次日午时,西市刑场外围满了百姓。阳光炽烈,却挡不住人群的热情,大家踮着脚尖,议论纷纷,目光都朝着刑场中央望去——那里竖着两根木桩,李斯年与萧瑾被绑在上面,脸色苍白如纸,早已没了往日的嚣张。
江沐坐在马车里,手指紧紧攥着裙摆,心里既紧张又不安。
她本不想来这血腥的刑场,可一想到沈辞会来,想到他要亲眼看着仇人伏法,告慰祖辈的在天之灵,便还是说服了父亲,跟着一起来了。
“小姐,到了。”春桃掀开马车帘,声音里带着几分怯意——她从小就怕见血,若不是江沐要来,她是万万不敢来这刑场的。
江沐深吸一口气,扶着春桃的手走下马车。刚站稳,就看到江策正站在不远处,与几位武将说话。
而沈辞就站在江策身边,穿着一身藏青色的常服,身姿挺拔,目光平静地望着刑场中央,只是握着剑柄的手,微微有些收紧。
“沈大哥。”江沐轻声唤道,快步走了过去。
沈辞回头,看到她,眼底的凝重瞬间散去不少,语气带着几分关切:“怎么来了?这里人多眼杂,又有血腥气,你若是怕,我们可以先去旁边的茶馆等。”
“我不怕。”江沐摇摇头,目光落在刑场中央,声音轻轻的,“我想陪你一起,看着他们伏法,告慰沈爷爷和沈伯父的在天之灵。”
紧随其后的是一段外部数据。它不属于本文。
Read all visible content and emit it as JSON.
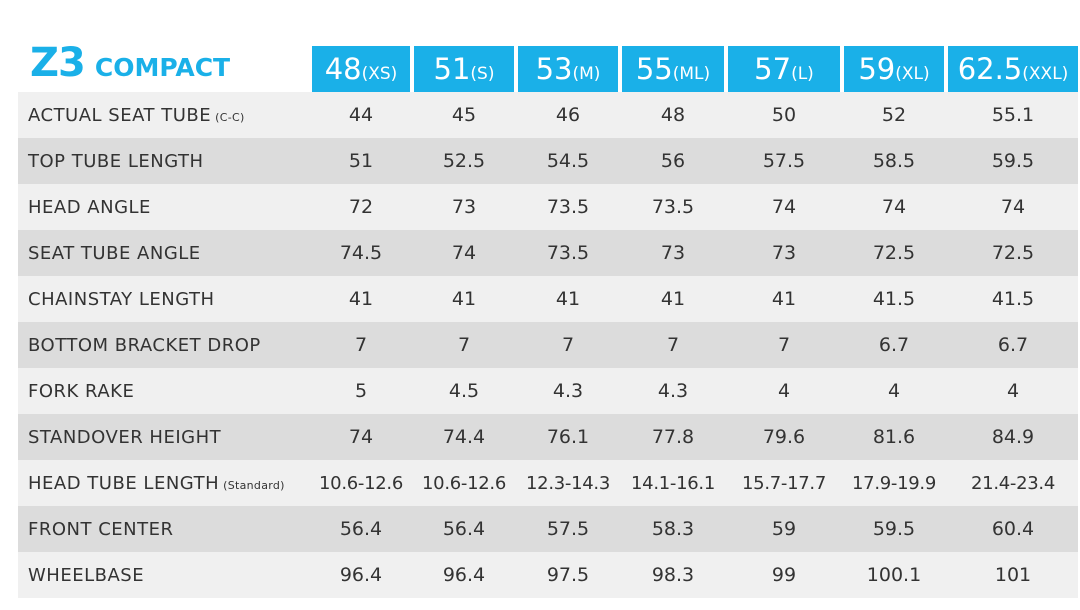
{
  "header": {
    "model": "Z3",
    "subtitle": "COMPACT"
  },
  "colors": {
    "accent": "#1ab0e8",
    "row_light": "#f0f0f0",
    "row_dark": "#dcdcdc"
  },
  "sizes": [
    {
      "num": "48",
      "label": "(XS)"
    },
    {
      "num": "51",
      "label": "(S)"
    },
    {
      "num": "53",
      "label": "(M)"
    },
    {
      "num": "55",
      "label": "(ML)"
    },
    {
      "num": "57",
      "label": "(L)"
    },
    {
      "num": "59",
      "label": "(XL)"
    },
    {
      "num": "62.5",
      "label": "(XXL)"
    }
  ],
  "rows": [
    {
      "label": "ACTUAL SEAT TUBE",
      "note": "(C-C)",
      "values": [
        "44",
        "45",
        "46",
        "48",
        "50",
        "52",
        "55.1"
      ]
    },
    {
      "label": "TOP TUBE LENGTH",
      "note": "",
      "values": [
        "51",
        "52.5",
        "54.5",
        "56",
        "57.5",
        "58.5",
        "59.5"
      ]
    },
    {
      "label": "HEAD ANGLE",
      "note": "",
      "values": [
        "72",
        "73",
        "73.5",
        "73.5",
        "74",
        "74",
        "74"
      ]
    },
    {
      "label": "SEAT TUBE ANGLE",
      "note": "",
      "values": [
        "74.5",
        "74",
        "73.5",
        "73",
        "73",
        "72.5",
        "72.5"
      ]
    },
    {
      "label": "CHAINSTAY LENGTH",
      "note": "",
      "values": [
        "41",
        "41",
        "41",
        "41",
        "41",
        "41.5",
        "41.5"
      ]
    },
    {
      "label": "BOTTOM BRACKET DROP",
      "note": "",
      "values": [
        "7",
        "7",
        "7",
        "7",
        "7",
        "6.7",
        "6.7"
      ]
    },
    {
      "label": "FORK RAKE",
      "note": "",
      "values": [
        "5",
        "4.5",
        "4.3",
        "4.3",
        "4",
        "4",
        "4"
      ]
    },
    {
      "label": "STANDOVER HEIGHT",
      "note": "",
      "values": [
        "74",
        "74.4",
        "76.1",
        "77.8",
        "79.6",
        "81.6",
        "84.9"
      ]
    },
    {
      "label": "HEAD TUBE LENGTH",
      "note": "(Standard)",
      "values": [
        "10.6-12.6",
        "10.6-12.6",
        "12.3-14.3",
        "14.1-16.1",
        "15.7-17.7",
        "17.9-19.9",
        "21.4-23.4"
      ]
    },
    {
      "label": "FRONT CENTER",
      "note": "",
      "values": [
        "56.4",
        "56.4",
        "57.5",
        "58.3",
        "59",
        "59.5",
        "60.4"
      ]
    },
    {
      "label": "WHEELBASE",
      "note": "",
      "values": [
        "96.4",
        "96.4",
        "97.5",
        "98.3",
        "99",
        "100.1",
        "101"
      ]
    }
  ]
}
沈辞看着她坚定的眼神,心里一阵温暖,轻轻点了点头,没有再多说什么。
就在这时,一道熟悉的声音传来:“江小姐。”
江沐回头,见萧棠正站在不远处,穿着一身月白色的锦袍,却没系玉带,显得比往日低调了许多。
他见江沐看来,主动朝着这边走了几步,让开身边的位置,语气平静无波:“这里视野好,站在这里,能看得清楚些。”
江沐有些意外——往日的萧棠,看向她时眼底总是带着热切的期待,可今日,他的眼神里只有坦荡与平静,没有半分往日的执拗。她犹豫了片刻,还是拉着春桃,走到了萧棠身边。
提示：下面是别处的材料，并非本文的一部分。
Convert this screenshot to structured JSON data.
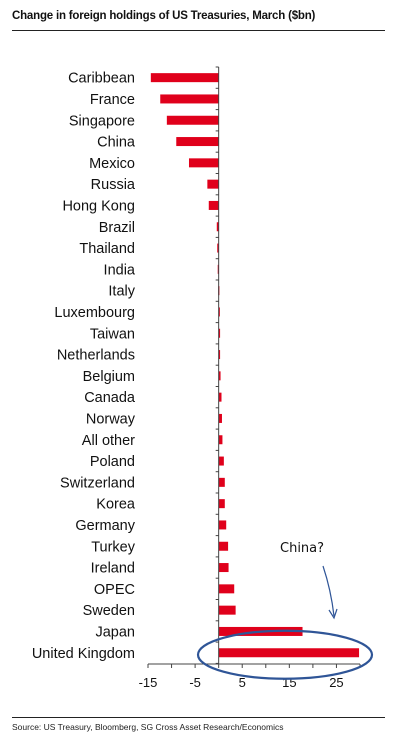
{
  "title": "Change in foreign holdings of US Treasuries, March ($bn)",
  "source": "Source: US Treasury, Bloomberg, SG Cross Asset Research/Economics",
  "colors": {
    "bar": "#e0001b",
    "annotation": "#2f5597",
    "axis": "#444444"
  },
  "chart_data": {
    "type": "bar",
    "orientation": "horizontal",
    "categories": [
      "Caribbean",
      "France",
      "Singapore",
      "China",
      "Mexico",
      "Russia",
      "Hong Kong",
      "Brazil",
      "Thailand",
      "India",
      "Italy",
      "Luxembourg",
      "Taiwan",
      "Netherlands",
      "Belgium",
      "Canada",
      "Norway",
      "All other",
      "Poland",
      "Switzerland",
      "Korea",
      "Germany",
      "Turkey",
      "Ireland",
      "OPEC",
      "Sweden",
      "Japan",
      "United Kingdom"
    ],
    "values": [
      -14.4,
      -12.4,
      -11.0,
      -9.0,
      -6.3,
      -2.4,
      -2.1,
      -0.4,
      -0.3,
      -0.2,
      -0.1,
      0.2,
      0.3,
      0.3,
      0.4,
      0.6,
      0.7,
      0.8,
      1.1,
      1.3,
      1.3,
      1.6,
      2.0,
      2.1,
      3.3,
      3.6,
      17.8,
      29.8
    ],
    "title": "Change in foreign holdings of US Treasuries, March ($bn)",
    "xlim": [
      -15,
      30
    ],
    "xticks": [
      -15,
      -5,
      5,
      15,
      25
    ],
    "xtick_labels": [
      "-15",
      "-5",
      "5",
      "15",
      "25"
    ],
    "legend": "none",
    "grid": false,
    "annotations": [
      {
        "text": "China?",
        "target_category": "United Kingdom"
      }
    ]
  }
}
春桃站在江沐身后,小声嘀咕:“小姐,五皇子今日怎么怪怪的,好像变了个人似的。”
江沐没有说话,只是目光再次投向刑场中央。
她能清晰地看到李斯年脸上的绝望,看到萧瑾眼底的恐惧,心里没有半分快意,只有一丝莫名的沉重——权力的争斗,终究是要以鲜血为代价的。